Craig Haney, a professor of psychology at the University of California Santa Cruz, wrote:
“The experience of isolation is especially frightening, traumatizing, and stressful for juveniles. These traumatic experiences can interfere with and damage these essential developmental processes, and the damage may be irreparable.”
Haney has been in the profession of researching the demoralizing effects of solitary confinement on individual prison inmates.
Kalief Browder: The Face of Thousands of Teens Confined To Solitary Isolation
There are tens of thousands of teens confined to juvenile and adult prisons across the United States. Many never regain their mental balance after release. So often, these young men and women take it upon themselves to end their misery by committing suicide.
However, of particular note is the case of Kalief Browder, a young Black man incarcerated on Rikers Island for almost for three years, with no bail and no trial, for allegedly stealing a backpack.
Obama cited the story of Kalief Browder as one of his motivations for banning solitary confinement of minors in federal prisons. According to him, solitary confinement is:
“…increasingly overused on people such as Kalief, with heartbreaking results – which is why my administration is taking steps to address this problem.”
Teen Solitary Confinement: What We Can Learn from the Kalief Browder Story
Raised in The Bronx, Kalief Browder was accused of stealing a backpack at age 16 back in 2010. The backpack was said to contain:
- Credit card
- iPod Touch
- $700 cash
He was placed in solitary confinement for most of the three long years he was at Rikers Island. Browder later reported spending many consecutive months in prison isolation. He also suffered torture at the hands of guards and other inmates.
A judge ordered his release in 2013 because his case lacked evidence and the only witness, his so-called victim, was out of the country.
It must be noted that the case was brought against young Kalief because a Hispanic man pointed him out and said he’d stolen the backpack from him weeks earlier.
Two years after his release, Browder committed suicide by hanging himself at age 22 at his mom’s home in 2015. His advocates say his suicide was the ultimate result of mental and physical abuse suffered in solitary confinement without bail or a trial.
Jennifer Gonnerman, who interviewed Browder after his release said the height of his paranoia was when he threw out his TV set because he feared it was watching him.
What Incarcerated Minors Have to Say about Solitary Confinement
The Human Rights Watch in collaboration with the American Civil Liberties Union (ACLU) published a 141-page report titled Growing Up Locked Down: Youth in Solitary Confinement in Jails and Prisons Across the United States.
Over 125 kids aged 18 and below in 19 US states were interviewed to share their experiences on solitary confinement.

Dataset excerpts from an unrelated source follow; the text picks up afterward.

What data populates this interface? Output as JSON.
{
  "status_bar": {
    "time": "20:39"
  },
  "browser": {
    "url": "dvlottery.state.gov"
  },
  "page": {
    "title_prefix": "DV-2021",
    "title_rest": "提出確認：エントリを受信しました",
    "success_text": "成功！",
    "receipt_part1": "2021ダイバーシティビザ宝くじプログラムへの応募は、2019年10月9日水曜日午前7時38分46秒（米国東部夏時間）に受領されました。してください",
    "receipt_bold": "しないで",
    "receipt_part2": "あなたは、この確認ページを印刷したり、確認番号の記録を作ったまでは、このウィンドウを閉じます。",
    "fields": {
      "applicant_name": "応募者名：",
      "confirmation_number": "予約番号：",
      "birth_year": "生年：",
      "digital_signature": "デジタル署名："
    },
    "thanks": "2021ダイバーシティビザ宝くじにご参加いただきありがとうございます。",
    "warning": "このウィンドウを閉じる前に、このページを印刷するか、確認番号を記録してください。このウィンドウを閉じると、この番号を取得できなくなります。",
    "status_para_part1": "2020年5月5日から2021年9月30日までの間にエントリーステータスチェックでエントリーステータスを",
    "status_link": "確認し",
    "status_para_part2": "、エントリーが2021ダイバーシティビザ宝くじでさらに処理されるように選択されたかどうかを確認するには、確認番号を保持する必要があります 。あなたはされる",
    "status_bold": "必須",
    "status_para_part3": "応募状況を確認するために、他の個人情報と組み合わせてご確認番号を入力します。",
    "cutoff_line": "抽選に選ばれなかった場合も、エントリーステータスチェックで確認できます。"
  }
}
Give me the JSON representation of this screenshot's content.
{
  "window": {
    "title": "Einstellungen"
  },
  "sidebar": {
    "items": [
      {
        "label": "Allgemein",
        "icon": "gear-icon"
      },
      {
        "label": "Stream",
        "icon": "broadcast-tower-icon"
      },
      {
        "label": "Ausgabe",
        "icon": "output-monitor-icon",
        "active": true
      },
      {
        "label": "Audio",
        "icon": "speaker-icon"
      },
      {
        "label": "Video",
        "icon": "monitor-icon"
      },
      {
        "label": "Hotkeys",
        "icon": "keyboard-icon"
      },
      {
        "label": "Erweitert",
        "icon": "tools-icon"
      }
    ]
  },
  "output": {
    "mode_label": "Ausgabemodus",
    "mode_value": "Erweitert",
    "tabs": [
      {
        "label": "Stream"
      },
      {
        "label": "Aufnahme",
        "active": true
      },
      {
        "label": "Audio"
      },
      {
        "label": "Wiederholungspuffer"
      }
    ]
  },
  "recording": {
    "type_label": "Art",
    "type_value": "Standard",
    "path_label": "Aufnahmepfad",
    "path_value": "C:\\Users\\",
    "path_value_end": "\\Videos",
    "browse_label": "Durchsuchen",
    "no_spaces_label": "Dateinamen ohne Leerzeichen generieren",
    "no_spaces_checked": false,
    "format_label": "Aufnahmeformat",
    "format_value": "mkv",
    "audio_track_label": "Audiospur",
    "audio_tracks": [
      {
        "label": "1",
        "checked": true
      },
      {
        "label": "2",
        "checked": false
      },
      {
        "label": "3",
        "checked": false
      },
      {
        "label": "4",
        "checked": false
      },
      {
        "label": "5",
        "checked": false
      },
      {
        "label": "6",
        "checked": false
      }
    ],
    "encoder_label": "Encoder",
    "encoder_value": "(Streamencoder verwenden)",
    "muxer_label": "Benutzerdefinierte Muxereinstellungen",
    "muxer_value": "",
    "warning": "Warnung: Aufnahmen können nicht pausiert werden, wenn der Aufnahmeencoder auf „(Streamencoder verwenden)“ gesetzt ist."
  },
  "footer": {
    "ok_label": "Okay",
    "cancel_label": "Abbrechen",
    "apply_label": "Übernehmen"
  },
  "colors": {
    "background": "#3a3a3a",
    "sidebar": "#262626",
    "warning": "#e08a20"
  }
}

Their experiences are chilling and reflective of how US’ criminal justice system is destroying the future generations of the country.
Paul (surname withheld) said from Michigan:
“It is crushing.
You get depressed and wonder if it is even worth living. Your thoughts turn over to the more death-oriented side of life…I wanted to kill myself.”
Several described how they attempted suicide to obtain release from their misery. Many suffered unprovoked attacks from prison guards and fellow inmates as can be seen in this Kalief Browder video below:
Others simply lack the words to describe how they survived solitary confinement as minors during incarceration.
But one thing is common to all the persons interviewed: solitary confinement is hell and worse than death.
Solitary confinement and any form of isolation are not safe for children and teens. There are a range of alternatives to manage and care for young people safely, without resorting to harmful physical and social isolation practices.